Other items on the religious-conservative agenda aren't so clearly in sync with mainstream opinion, including opposition to abortion rights. Though many Americans are uncomfortable with abortion, most oppose overturning Roe v. Wade, the 1973 Supreme Court ruling that legalized it nationwide. In the 2004 election exit poll by a consortium of media, only 16 percent of voters said they oppose abortion in all circumstances, a figure that has largely held steady since the 1970s.

Even among social conservatives, the agenda is not monolithic.
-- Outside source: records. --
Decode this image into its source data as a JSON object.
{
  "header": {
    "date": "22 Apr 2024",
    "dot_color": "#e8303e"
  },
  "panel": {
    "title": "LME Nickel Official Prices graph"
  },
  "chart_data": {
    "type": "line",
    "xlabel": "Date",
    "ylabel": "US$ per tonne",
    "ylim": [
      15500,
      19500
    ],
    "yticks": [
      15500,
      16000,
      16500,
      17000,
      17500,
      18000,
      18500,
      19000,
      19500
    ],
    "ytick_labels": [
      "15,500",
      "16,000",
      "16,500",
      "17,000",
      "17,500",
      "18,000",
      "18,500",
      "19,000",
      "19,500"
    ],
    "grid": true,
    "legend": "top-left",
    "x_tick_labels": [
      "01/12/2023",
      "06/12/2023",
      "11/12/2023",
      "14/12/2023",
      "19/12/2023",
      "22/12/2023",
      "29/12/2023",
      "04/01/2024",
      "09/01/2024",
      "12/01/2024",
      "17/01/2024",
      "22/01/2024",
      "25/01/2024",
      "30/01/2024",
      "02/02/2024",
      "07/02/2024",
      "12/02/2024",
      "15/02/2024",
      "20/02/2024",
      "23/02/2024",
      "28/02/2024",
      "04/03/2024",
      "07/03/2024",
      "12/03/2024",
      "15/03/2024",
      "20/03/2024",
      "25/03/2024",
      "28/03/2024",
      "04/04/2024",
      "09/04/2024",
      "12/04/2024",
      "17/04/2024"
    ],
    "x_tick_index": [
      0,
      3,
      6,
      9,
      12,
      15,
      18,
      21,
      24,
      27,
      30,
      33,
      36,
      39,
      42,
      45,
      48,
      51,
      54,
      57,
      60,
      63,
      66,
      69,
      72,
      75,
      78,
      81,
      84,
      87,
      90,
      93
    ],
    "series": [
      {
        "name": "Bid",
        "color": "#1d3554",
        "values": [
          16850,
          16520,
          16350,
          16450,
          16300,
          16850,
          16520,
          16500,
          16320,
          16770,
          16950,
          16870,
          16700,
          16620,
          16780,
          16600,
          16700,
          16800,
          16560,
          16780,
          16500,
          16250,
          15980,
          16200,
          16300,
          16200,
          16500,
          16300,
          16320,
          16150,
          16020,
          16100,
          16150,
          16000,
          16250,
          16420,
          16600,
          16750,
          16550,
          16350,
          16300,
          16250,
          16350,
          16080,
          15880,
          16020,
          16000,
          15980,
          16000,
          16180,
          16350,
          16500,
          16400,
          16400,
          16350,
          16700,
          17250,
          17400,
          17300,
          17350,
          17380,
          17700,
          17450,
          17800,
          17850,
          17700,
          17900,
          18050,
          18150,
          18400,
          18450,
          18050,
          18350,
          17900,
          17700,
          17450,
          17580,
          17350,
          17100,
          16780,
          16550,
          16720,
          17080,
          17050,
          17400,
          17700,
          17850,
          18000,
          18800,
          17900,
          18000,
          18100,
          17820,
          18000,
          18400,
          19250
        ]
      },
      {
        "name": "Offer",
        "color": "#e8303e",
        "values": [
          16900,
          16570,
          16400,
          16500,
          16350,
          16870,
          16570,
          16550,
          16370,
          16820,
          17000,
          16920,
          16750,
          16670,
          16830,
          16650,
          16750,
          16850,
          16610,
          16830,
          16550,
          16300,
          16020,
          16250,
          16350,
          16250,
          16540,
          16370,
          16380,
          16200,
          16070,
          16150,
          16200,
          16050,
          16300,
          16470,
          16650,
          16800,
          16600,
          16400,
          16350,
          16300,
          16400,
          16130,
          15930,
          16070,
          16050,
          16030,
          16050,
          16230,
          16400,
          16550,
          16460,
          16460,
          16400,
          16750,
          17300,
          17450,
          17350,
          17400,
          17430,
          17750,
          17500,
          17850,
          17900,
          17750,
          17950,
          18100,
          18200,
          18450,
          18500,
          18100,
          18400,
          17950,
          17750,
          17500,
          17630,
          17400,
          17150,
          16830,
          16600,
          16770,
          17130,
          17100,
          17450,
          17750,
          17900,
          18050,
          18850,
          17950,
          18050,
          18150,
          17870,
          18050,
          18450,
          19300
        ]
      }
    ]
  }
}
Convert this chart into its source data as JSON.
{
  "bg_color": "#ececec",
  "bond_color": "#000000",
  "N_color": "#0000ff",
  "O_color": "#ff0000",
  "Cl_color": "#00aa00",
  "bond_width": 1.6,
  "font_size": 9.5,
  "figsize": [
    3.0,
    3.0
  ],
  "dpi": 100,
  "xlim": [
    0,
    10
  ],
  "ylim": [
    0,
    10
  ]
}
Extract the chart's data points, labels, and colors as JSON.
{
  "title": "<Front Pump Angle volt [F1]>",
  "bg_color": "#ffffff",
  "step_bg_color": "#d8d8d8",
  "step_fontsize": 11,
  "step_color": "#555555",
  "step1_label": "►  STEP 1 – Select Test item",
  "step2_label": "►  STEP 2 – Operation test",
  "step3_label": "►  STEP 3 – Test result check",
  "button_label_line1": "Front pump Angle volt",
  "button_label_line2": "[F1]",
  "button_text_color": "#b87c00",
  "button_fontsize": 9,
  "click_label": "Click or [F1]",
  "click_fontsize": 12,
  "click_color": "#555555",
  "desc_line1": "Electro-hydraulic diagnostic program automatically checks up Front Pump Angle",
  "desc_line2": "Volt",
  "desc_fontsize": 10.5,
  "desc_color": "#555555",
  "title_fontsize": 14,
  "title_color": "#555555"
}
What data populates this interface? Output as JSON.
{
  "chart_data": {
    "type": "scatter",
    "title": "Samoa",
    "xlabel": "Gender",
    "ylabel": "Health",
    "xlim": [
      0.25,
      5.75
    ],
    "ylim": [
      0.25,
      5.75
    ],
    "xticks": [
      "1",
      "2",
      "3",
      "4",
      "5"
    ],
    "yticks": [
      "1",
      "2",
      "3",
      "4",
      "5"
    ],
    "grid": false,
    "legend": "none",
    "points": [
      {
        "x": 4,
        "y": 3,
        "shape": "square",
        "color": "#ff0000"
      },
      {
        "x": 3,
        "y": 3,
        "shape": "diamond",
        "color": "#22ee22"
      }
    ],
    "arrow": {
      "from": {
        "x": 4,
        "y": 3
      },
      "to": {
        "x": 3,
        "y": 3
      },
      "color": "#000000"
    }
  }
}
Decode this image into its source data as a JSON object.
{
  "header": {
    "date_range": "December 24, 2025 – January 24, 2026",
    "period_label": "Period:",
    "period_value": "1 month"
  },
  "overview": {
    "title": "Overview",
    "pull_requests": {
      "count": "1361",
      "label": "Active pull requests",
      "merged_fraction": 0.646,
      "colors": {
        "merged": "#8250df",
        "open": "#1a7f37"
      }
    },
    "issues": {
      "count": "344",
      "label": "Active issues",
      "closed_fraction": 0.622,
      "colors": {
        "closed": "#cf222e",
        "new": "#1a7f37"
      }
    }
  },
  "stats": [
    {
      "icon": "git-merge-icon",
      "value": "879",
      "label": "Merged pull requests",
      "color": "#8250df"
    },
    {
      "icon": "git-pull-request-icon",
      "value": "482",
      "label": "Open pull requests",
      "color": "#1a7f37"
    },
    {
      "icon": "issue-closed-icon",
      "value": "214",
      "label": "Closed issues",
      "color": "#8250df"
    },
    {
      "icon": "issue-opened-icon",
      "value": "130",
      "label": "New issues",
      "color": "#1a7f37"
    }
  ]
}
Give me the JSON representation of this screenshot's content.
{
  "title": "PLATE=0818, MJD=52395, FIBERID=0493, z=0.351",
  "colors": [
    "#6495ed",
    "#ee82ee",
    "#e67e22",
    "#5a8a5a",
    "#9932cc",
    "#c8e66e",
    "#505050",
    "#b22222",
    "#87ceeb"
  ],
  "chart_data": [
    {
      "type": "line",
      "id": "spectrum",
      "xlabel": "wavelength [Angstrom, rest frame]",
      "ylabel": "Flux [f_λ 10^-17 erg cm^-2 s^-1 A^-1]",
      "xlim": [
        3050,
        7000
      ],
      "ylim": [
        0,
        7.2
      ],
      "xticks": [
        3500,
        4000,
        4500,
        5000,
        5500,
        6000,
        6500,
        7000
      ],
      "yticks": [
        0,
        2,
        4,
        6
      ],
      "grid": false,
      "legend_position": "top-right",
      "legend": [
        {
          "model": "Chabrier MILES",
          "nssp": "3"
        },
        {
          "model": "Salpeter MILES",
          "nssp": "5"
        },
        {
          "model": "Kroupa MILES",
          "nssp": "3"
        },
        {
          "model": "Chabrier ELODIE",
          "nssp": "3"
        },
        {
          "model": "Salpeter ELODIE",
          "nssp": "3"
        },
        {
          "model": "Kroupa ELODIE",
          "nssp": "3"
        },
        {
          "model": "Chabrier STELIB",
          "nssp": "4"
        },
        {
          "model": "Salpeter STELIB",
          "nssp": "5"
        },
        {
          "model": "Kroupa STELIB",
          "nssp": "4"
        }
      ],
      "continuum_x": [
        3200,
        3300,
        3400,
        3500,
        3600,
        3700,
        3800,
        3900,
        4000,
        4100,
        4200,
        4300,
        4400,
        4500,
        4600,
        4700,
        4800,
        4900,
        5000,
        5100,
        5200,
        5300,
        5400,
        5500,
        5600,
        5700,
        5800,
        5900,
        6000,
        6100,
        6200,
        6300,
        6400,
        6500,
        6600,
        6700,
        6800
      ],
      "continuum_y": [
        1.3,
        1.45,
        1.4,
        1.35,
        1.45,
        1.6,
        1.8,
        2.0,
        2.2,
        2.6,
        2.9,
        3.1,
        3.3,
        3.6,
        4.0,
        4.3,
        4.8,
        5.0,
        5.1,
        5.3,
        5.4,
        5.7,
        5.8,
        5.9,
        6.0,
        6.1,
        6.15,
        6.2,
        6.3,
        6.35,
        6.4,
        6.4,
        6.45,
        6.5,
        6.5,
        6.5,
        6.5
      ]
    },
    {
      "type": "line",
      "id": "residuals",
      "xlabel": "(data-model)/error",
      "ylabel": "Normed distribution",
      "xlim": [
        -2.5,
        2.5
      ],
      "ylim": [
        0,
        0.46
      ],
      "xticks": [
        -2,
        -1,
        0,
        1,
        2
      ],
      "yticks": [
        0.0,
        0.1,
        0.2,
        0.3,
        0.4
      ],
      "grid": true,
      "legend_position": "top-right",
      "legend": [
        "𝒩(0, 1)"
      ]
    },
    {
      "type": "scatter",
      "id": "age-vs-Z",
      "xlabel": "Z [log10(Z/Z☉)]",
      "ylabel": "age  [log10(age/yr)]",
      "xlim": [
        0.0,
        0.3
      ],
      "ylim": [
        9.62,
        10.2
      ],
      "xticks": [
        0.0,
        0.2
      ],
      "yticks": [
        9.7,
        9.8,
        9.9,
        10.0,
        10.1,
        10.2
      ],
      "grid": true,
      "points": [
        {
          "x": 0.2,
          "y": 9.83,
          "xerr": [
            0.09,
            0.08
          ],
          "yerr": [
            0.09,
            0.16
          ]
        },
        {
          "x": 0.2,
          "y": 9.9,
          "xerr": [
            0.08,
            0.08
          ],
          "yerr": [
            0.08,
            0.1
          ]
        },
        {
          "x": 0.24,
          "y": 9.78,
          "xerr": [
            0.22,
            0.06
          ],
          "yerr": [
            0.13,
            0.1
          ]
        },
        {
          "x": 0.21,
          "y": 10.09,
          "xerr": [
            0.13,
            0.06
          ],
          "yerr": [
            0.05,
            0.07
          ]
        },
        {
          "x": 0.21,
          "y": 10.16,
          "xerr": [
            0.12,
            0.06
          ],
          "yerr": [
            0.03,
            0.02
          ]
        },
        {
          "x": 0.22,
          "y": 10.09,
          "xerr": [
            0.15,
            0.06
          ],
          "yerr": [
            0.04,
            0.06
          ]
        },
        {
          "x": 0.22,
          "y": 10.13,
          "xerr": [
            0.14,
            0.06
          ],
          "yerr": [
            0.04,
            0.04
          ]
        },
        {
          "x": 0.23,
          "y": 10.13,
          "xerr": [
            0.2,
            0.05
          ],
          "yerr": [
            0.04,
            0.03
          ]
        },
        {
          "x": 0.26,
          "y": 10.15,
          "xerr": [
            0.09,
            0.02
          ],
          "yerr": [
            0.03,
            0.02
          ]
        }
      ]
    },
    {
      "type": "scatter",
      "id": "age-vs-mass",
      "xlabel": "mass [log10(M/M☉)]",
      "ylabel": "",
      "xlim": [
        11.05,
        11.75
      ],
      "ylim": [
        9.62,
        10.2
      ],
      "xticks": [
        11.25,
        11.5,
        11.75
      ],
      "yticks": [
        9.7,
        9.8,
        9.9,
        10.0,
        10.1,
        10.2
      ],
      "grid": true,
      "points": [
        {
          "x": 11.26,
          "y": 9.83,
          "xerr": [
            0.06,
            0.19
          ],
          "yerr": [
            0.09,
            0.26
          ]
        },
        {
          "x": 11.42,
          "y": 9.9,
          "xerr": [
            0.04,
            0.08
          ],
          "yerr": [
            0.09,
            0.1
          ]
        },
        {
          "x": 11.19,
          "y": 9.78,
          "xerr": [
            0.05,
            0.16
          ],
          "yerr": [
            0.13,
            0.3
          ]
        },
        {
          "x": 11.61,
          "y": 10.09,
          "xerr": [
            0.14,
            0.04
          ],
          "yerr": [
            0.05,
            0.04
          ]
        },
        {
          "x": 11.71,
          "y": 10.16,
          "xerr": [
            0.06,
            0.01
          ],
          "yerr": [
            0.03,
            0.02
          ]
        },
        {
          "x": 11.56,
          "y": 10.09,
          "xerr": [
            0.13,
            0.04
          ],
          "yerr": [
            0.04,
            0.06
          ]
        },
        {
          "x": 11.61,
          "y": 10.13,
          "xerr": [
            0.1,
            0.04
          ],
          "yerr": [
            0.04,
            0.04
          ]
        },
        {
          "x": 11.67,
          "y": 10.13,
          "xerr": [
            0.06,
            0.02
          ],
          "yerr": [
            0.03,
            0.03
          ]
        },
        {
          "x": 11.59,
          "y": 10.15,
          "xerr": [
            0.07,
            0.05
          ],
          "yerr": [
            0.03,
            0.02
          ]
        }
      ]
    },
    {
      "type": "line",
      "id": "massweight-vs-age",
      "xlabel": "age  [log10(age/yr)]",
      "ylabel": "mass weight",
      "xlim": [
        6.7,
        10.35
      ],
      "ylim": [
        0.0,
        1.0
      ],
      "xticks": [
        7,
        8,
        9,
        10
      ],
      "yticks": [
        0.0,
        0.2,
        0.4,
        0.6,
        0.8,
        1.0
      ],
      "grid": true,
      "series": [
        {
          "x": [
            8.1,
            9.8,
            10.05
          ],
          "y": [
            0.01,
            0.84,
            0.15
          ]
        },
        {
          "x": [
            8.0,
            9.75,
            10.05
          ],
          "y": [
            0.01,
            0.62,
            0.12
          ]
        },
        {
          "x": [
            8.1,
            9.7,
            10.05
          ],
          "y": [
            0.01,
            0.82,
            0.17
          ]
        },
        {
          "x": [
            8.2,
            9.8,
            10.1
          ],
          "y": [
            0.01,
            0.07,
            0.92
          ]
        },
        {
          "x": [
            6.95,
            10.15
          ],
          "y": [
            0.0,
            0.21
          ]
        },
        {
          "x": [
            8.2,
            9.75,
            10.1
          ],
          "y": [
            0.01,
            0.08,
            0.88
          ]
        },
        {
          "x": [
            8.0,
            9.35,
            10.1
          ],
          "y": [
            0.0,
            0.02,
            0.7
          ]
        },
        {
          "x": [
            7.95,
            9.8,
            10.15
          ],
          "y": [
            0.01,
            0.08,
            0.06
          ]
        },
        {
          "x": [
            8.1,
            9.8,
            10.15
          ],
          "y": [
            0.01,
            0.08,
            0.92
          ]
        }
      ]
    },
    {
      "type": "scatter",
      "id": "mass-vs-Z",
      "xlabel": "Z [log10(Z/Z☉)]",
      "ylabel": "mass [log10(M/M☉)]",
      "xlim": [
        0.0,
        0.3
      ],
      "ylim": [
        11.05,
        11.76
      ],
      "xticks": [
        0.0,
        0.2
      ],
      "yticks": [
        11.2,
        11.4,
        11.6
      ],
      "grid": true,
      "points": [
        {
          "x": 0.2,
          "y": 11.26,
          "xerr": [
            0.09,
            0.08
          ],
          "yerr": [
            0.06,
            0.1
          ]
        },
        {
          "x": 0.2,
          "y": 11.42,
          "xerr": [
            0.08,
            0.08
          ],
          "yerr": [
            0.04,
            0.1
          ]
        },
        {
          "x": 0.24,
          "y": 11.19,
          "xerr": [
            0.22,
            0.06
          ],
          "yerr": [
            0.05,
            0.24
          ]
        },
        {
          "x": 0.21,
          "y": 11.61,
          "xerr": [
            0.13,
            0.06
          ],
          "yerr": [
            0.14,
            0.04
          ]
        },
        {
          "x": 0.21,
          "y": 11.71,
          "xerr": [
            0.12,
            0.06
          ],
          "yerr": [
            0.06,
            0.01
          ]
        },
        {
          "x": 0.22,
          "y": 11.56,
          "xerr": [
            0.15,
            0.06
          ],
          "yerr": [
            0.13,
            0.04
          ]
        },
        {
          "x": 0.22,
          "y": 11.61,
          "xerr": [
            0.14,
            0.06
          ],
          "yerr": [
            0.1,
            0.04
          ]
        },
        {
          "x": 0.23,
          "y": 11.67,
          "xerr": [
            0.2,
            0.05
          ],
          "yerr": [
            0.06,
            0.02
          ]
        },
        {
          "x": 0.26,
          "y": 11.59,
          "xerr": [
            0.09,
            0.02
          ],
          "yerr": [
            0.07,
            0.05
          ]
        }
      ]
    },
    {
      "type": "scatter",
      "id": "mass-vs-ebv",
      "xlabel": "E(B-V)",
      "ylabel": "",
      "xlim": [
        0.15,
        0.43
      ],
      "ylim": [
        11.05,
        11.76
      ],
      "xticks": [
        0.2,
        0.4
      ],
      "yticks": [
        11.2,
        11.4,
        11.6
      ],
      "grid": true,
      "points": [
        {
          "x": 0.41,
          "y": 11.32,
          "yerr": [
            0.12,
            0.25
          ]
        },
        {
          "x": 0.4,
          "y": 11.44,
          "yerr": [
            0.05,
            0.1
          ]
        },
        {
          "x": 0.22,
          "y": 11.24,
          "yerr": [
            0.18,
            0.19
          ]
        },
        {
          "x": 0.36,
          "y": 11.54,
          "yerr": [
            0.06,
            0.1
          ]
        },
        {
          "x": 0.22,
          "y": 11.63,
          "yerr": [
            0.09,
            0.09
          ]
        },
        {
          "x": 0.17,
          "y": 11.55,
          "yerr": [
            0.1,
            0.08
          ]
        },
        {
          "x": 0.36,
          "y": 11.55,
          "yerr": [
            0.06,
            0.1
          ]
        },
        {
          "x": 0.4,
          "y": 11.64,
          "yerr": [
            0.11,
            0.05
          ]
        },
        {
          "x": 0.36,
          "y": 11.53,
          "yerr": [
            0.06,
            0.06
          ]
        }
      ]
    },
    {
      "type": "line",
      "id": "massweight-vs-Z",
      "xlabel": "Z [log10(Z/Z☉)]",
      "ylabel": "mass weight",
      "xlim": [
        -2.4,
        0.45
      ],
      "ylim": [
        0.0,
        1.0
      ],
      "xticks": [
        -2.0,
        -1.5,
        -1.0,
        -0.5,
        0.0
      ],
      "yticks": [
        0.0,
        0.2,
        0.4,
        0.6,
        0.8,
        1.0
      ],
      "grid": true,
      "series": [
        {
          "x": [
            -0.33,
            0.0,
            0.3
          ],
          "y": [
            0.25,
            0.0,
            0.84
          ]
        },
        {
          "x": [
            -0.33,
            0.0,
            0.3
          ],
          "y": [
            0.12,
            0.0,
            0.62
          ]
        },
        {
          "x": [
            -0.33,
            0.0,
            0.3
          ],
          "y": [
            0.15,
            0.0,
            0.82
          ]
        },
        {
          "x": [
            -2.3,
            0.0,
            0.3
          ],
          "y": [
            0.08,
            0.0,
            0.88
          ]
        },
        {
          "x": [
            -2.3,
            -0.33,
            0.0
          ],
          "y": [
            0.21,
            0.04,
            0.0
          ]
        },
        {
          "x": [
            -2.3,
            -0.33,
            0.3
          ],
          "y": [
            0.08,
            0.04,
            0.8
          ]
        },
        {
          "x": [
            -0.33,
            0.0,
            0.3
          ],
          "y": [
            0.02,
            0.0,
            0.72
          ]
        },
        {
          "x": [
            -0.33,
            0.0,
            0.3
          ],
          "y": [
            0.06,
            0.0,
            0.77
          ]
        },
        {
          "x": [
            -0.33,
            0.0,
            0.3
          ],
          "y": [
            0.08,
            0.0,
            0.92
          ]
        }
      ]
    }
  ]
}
Several Republican senators who oppose abortion rights - including Orrin Hatch of Utah, Kay Bailey Hutchison of Texas, and John McCain of Arizona - support expanded federal funding of embryonic stem cell research, in opposition to the president and the leadership of the religious right.

And remember that 16 percent of voters who oppose all abortions? Of those, 22 percent voted for John Kerry.

Within scholarly circles, there's even a debate over whether a culture war exists in America at all. Morris Fiorina of the Hoover Institution argues in a new book that while the political parties and pundits present a nation riven by a deep ideological divide, most people hold moderate views on even the stickiest social issues.

Measured gains for the religious right

But even if most Americans are moderates, it's the so-called religious right - a highly motivated coalition of Evangelical Protestants, conservative Catholics, and Orthodox Jews - that is feeling the momentum.

Seat by seat, since the late 1980s, the movement has elected dozens of members to Congress and developed organizational talent now in the forefront of the Republican Party, such as Ralph Reed, the former Christian Coalition wunderkind who oversaw Bush's Southern campaign in 2004, including the race in Florida.

Of all the factions in the Republicans' winning coalition, religious conservatives were the most organized and energized. In many instances, grassroots efforts by churches to work for Bush's reelection were already up and running before the Bush campaign came to town.